Fig. 6.

Phenotype analysis of the INO1 conditional knockout by in vivo labelling. A. Lipids from in vivo labelling with either [³H]-glucose, [³H]-mannose or [³H]-inositol were extracted, desalted and separated by HPTLC; radiolabelled lipids were detected by fluorography. Lipids from [³H]-glucose labelling are in lane 1 wild-type cells, lane 2 INO1 conditional knockout cells grown in the presence of tetracycline and lane 3 INO1 conditional knockout cells grown in the absence of tetracycline. Lipids from [³H]-mannose labelling are in lane 5 wild-type cells, lane 6 INO1 conditional knockout cells grown in the presence of tetracycline and lane 7 INO1 conditional knockout cells grown in the absence of tetracycline. Lane 4 contains glycolipids A and C standards. Lipids from [³H]-inositol labelling are in lane 9 wild-type cells and lane 10 INO1 conditional knockout cells grown in the absence of tetracycline.
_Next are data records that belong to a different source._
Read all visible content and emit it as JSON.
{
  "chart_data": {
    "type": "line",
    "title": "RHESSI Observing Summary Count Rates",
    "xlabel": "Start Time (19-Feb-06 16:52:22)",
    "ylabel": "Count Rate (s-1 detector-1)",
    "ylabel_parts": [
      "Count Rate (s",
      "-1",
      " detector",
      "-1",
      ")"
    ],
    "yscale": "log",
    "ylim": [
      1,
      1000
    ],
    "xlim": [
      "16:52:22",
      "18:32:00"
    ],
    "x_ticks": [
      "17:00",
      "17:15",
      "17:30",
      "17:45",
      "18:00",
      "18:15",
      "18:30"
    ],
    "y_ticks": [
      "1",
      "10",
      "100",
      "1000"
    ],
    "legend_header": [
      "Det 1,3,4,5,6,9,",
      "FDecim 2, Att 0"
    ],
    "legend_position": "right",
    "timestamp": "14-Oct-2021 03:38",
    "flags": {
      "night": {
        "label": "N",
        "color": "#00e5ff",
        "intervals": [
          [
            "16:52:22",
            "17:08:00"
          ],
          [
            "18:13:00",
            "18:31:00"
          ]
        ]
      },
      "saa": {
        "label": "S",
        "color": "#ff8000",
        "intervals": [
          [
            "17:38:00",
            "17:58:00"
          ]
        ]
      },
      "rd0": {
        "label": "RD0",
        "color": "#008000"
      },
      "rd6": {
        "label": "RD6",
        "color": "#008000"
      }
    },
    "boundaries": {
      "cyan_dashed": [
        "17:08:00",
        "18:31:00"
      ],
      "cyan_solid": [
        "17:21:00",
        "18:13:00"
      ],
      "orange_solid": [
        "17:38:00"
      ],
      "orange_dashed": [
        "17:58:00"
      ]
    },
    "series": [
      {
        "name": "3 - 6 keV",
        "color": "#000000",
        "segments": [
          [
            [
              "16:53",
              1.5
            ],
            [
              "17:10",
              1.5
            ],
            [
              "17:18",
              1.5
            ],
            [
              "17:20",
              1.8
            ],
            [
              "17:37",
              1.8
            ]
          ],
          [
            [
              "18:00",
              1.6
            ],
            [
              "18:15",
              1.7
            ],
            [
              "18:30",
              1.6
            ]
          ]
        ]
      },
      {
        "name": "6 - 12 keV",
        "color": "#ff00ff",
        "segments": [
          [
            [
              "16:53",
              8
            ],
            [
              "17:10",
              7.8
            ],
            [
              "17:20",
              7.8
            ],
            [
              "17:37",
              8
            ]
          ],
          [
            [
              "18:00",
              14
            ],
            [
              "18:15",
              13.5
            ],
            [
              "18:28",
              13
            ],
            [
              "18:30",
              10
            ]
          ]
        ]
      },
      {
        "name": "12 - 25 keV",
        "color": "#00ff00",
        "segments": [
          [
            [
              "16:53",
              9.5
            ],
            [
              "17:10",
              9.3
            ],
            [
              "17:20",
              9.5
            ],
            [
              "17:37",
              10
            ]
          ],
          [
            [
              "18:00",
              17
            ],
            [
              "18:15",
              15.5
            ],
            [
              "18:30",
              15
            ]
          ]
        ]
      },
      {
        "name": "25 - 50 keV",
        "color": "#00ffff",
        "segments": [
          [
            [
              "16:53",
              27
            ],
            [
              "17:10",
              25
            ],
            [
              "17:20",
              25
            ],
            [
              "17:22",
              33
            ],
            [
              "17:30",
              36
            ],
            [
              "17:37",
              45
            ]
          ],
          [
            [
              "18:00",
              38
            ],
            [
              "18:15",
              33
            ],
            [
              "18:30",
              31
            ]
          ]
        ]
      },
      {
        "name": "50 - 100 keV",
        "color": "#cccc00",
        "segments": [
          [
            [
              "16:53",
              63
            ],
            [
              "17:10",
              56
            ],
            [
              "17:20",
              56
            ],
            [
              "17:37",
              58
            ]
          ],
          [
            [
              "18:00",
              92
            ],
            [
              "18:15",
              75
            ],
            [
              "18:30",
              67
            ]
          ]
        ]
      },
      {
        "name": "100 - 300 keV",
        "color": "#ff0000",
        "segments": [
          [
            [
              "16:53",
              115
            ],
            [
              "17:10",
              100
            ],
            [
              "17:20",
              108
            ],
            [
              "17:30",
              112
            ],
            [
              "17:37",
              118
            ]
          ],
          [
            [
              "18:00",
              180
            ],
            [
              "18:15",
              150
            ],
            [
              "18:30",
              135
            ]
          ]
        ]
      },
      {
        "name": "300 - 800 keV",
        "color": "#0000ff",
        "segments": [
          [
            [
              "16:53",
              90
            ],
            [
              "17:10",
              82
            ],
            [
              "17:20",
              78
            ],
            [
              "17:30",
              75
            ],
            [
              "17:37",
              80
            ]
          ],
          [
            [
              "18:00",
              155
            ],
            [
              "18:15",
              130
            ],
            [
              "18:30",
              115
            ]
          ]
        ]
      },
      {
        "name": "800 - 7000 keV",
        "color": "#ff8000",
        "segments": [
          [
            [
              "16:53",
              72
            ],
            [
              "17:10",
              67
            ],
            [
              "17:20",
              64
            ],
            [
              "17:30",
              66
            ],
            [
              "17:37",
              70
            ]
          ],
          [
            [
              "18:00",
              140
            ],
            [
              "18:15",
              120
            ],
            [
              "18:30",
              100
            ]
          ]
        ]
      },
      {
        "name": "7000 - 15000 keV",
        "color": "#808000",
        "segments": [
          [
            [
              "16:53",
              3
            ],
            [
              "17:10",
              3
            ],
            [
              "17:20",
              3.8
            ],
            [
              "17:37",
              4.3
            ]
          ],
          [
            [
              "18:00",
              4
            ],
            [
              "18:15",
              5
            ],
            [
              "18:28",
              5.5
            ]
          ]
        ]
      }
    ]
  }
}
B and C. Cells were labelled with ³⁵S-methionine, and proteins were separated by SDS-PAGE and detected by either Coomassie blue staining or fluorography. Lane 1, wild-type cells; lane 2, TbINO1 conditional double knockout cells grown in the presence of tetracycline; lane 3, TbINO1 conditional double knockout cells grown in the absence of tetracycline; and lane 4 wild-type cells pre-incubated for 5 min with 60 μg ml⁻¹ cycloheximide prior to labelling.